これらの共同研究での取り組みが、意外なところで自らを危機から救ってくれることもありました。メインの研究テーマでの戦略方針の極めて深刻な対立から私は一時期、指導教官との関係性が非常に悪くなってしまったことがあったのですが、その時に共同研究者の方や同僚が私を間接的に守ってくれたのです。具体的に何をしてくれたのかは明確には書けないですが、ともかくも共同研究の機会を通じて、周囲との信頼関係を構築することを意識してきたことが、危機に陥っていた私にとっての武器になったと感じています。もちろん、私も共同研究者の方や同僚に対して常に完璧な対応ができていた訳ではないと思いますし、反省も多々ありますが、それでも彼ら彼女たちが私に手を差し伸べてくれたのは、それまでの行いの積み重ねがあったからだと理解しています。
結果的に、メインのテーマについては私の意見が通りました。指導教官にとっても、共同研究が進捗している段階で私をあまり追い詰めすぎることは、彼らの研究室の評判を考えても得策でないという判断もあったのかもしれません。あくまで科学的な意見対立が原因だったとはいえ少しヒートアップしすぎた私と指導教官の間のわだかまりも、私のアイディアが良い結果に繋がることで徐々に解消に向かってきていると思います。指導教官から「Satoshi. You were right.(サトシ。お前は正しかった。)」という声をかけられた時は、自分の信じる方向性に向かうことができて本当に良かったと感じました。そして、メインテーマで納得のいく仕事の方向性に向かうことができたのは、共同研究の機会における私と周囲の信頼関係があったからだということを今になってようやくはっきりと認知し、しっかりと自覚できるようになりました。
実は、私は博士課程の途中では、共同研究などに時間を使うよりは、自分のメインテーマを成功させることに全力を集中することが合理的なのではないかという疑問を持ったこともあります。確かに、ショートスパンで見れば、メインのテーマに時間的資源を集中投下した方が中間的な進捗は良かったのかもしれません。しかし、共同研究者という強力な味方がいなかったら、メインテーマの方向性について重大な決断を下すために教授を説得する際に、果たして私は自分の意見を通すことができたかというと、確信は持てません。視野狭窄的に自分の興味関心だけを追求するのではなく、周囲との関係性も重視しなければ、ロングスパンでの成功が危うくなるかもしれないという学びは、これまでの留学生活において得られた最も大きな教訓の一つです。

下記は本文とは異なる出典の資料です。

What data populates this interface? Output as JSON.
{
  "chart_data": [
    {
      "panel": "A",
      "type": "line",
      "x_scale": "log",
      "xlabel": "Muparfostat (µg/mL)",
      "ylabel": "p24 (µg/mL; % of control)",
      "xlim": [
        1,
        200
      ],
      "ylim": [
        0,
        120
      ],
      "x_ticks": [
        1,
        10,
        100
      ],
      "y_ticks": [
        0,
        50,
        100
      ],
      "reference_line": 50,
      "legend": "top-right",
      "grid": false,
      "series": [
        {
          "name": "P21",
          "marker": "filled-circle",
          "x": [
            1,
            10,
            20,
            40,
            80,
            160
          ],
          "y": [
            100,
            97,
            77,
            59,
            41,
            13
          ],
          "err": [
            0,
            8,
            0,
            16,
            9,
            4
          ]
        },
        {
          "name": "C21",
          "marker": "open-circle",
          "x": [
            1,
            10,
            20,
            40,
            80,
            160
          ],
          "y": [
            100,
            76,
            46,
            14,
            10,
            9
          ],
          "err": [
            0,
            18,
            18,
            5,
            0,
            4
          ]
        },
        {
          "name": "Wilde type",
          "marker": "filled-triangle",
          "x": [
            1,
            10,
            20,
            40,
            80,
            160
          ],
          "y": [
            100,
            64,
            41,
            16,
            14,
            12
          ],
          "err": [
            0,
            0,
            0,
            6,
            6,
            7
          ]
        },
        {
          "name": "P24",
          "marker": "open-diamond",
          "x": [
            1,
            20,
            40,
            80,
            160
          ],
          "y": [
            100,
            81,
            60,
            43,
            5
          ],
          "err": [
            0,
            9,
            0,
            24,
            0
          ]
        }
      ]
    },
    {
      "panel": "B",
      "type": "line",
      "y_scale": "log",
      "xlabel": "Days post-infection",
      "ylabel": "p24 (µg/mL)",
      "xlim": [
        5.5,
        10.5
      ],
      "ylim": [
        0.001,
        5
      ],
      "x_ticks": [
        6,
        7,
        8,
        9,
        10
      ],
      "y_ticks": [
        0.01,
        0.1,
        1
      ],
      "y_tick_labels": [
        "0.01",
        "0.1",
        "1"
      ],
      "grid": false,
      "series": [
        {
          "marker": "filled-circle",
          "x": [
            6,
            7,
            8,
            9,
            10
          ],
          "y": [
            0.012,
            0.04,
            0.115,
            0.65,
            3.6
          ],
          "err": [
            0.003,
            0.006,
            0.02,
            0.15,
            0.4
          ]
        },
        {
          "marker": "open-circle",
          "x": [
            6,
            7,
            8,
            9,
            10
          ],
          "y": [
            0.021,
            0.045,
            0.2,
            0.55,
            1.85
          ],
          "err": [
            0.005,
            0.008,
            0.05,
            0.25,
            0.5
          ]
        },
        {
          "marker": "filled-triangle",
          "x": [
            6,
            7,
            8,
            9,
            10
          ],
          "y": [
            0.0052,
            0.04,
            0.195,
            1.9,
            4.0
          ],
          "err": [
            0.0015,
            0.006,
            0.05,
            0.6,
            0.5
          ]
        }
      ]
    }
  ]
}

最後になりますが、坂口財団と関係者の皆様からの励ましのお言葉やあたたかいご支援がなければ、これらの研究テーマに携わり続けることは難しかったでしょう。指導教官との関係性が危機的な状況であった際には、事務局長の中田様にご相談をさせていただく機会を作ってもらうなど、私が置かれている厳しい現実にも目を向けてくださり、本当にありがとうございました。財団関係者の皆様とのコミュニケーションを通じて、写真のような動物たちに癒されたり、休む時間を取ることも重要であることに気付かされました。
生きた実体験に基づいた、貴重な学びの機会を私が得るために不可欠であった、坂口財団と関係者の皆様のご支援に心より感謝申し上げます。今後も引き続き、共同研究者との信頼関係を大切にし、研究の新しい展開に努めてまいります。以上で最終レポートを終わりとさせていただきます。